The Fitzwilliam Museum, in Trumpington Street, houses extensive Greek, Egyptian and Roman collections, in addition to illuminated manuscripts and a comprehensive display of English pottery and porcelain. Paintings include those by Titian, Rembrandt, Hogarth, Turner and Gainshorough. Its interior contains a wealth of marblework. Closed Mondays.

Folk Museum, 2-3 Castle Street, has a rich display of Cambridge's bygones. Closed Mondays.

Scott Polar Research Institute, Lensfield Road, is named after the great explorer. It is concerned with current polar discoveries and relics of past expeditions. Open weekdays. Closed Batik Holidays.

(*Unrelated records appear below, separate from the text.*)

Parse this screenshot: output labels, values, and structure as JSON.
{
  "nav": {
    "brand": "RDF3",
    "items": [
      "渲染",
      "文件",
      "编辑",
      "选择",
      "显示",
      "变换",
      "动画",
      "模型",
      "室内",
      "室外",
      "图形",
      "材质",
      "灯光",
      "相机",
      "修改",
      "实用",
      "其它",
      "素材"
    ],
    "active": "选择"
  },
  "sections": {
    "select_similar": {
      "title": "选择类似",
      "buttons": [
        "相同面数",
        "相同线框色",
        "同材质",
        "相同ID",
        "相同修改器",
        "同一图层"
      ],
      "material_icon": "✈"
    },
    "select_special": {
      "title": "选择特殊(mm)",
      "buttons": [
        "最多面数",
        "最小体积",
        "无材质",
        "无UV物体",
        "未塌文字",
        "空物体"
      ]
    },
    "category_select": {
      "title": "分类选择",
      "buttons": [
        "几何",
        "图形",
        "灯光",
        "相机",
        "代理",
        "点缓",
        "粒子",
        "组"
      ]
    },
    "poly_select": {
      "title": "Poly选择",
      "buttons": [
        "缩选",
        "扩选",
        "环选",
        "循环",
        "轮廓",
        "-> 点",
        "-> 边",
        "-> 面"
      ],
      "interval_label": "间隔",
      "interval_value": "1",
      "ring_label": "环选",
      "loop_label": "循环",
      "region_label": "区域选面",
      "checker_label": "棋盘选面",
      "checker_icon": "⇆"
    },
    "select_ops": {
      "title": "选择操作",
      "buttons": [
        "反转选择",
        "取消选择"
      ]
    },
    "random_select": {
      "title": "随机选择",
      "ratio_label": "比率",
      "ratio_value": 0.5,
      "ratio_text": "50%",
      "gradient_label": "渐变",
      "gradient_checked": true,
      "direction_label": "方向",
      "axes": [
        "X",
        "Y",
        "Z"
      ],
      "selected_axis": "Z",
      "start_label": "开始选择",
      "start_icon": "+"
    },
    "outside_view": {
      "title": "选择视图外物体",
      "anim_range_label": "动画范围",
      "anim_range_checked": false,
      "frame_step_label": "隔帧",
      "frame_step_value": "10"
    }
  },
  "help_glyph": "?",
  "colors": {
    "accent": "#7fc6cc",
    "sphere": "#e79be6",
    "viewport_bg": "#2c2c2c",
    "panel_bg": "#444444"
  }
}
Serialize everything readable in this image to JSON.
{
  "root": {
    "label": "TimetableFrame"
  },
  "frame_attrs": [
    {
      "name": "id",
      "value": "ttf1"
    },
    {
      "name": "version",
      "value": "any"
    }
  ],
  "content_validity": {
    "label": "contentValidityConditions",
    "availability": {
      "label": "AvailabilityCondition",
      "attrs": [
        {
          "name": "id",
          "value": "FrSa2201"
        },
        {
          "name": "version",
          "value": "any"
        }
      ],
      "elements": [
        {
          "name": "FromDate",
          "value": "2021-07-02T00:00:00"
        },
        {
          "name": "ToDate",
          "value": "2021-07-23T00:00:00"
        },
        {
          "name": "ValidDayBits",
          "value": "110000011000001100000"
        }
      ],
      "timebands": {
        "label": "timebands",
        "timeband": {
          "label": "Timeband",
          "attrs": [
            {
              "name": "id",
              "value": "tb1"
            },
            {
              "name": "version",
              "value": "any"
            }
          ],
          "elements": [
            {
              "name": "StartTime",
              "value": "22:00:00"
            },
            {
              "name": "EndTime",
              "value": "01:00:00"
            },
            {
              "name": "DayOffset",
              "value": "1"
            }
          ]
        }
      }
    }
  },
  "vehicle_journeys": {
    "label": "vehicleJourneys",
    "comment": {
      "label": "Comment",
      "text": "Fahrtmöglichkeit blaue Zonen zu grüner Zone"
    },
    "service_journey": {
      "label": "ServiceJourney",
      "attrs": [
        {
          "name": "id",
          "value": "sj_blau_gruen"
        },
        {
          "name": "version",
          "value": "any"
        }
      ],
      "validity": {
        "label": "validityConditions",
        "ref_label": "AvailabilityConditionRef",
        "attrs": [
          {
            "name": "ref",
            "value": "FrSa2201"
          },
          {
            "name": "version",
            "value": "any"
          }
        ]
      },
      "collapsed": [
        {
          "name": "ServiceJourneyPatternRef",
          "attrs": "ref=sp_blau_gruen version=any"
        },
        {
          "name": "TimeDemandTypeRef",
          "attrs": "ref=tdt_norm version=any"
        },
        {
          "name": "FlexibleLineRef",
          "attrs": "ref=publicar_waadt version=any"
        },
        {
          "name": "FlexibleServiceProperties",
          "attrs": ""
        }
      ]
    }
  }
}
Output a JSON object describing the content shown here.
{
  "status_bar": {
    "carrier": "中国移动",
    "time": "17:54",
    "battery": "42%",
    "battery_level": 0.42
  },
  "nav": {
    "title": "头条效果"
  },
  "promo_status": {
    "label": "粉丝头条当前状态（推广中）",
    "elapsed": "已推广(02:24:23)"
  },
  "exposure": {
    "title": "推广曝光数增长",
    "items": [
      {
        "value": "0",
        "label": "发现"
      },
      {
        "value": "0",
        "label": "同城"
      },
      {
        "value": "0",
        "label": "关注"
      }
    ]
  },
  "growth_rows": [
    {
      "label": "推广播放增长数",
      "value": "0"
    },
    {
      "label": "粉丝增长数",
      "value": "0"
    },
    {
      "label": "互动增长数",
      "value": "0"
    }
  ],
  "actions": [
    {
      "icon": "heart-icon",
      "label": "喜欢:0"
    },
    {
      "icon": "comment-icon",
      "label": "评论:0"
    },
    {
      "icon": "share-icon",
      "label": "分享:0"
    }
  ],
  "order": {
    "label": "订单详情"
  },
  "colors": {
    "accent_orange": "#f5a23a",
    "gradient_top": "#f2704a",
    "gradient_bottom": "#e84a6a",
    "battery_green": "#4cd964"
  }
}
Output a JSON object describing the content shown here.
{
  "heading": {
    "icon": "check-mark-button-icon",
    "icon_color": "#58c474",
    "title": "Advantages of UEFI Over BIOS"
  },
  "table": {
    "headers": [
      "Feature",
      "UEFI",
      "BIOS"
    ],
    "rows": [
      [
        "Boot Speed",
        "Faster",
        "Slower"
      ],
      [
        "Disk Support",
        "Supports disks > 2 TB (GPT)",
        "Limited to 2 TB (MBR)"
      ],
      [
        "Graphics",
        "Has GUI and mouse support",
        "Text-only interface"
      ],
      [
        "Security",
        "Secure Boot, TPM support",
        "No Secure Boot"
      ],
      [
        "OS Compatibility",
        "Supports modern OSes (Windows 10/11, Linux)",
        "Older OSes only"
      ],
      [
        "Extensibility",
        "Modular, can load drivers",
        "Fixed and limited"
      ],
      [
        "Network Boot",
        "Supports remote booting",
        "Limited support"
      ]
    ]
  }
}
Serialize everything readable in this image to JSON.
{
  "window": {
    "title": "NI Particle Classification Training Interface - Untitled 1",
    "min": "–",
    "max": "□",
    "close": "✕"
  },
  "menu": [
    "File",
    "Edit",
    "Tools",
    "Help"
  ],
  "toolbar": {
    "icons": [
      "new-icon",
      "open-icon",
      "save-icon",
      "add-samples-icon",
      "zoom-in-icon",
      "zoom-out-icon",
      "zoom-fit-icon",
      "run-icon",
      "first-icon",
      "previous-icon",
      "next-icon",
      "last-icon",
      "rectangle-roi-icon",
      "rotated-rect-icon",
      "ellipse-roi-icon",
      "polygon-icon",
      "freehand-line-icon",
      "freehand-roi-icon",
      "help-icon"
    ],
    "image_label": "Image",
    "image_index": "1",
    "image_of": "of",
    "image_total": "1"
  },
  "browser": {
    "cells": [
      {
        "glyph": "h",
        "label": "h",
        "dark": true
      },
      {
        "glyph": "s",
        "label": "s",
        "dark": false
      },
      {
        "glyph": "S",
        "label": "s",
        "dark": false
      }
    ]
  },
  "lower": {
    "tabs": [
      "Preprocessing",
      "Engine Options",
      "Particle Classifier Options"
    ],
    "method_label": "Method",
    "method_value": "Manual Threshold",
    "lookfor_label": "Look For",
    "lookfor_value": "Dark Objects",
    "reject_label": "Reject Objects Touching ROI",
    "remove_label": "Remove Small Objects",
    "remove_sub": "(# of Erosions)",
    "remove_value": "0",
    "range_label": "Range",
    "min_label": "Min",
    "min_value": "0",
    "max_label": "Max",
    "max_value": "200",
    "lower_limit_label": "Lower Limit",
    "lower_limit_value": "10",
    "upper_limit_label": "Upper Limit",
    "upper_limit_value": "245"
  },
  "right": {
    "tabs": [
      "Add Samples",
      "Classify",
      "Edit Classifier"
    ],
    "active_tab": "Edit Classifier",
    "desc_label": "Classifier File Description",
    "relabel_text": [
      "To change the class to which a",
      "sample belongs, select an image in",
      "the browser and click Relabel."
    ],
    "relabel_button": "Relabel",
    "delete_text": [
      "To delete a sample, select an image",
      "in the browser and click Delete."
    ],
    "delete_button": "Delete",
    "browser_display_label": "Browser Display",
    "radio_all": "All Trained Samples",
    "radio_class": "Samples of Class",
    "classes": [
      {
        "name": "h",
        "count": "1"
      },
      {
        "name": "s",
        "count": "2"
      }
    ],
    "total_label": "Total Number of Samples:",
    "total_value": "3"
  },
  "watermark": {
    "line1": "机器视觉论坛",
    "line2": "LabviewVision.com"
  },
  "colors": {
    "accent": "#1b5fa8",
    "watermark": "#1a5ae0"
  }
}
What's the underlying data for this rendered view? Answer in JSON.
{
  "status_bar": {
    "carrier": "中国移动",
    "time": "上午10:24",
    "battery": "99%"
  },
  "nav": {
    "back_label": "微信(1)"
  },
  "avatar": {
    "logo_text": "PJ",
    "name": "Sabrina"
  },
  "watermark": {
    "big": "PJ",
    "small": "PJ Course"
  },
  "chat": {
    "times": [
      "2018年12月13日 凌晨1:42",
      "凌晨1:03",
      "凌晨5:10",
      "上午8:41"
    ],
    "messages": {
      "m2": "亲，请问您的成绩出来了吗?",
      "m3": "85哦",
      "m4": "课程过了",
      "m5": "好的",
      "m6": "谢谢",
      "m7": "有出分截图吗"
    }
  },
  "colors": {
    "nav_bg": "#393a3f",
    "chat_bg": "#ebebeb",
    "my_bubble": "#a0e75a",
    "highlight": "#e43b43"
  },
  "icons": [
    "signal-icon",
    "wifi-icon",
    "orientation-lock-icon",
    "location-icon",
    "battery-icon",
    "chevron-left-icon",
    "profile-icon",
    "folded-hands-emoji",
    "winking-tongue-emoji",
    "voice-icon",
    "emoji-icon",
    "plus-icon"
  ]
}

The university Botanic Gardens at Trumpington Street cover more than 40 acres and are considered second only to those at Kew.

Swaffham Prior's Churches

This typical fenland village has two churches in one churchyard, the curious result of parish amalgamation in the 17th century. One church is derelict, the other beautifully kept.

Anglesey Abbey

Situated three miles beyond Swaffham Prior Anglesey Abbey is a 13th century Augustinian foundation which was incorporated into a country house in the 17th century.

Peckover House

Wisbech is a market town which has existed since Roman times. The centre was rebuilt in Georgian times on a medieval plan. Peckover House was built in 1723 on the North Brink.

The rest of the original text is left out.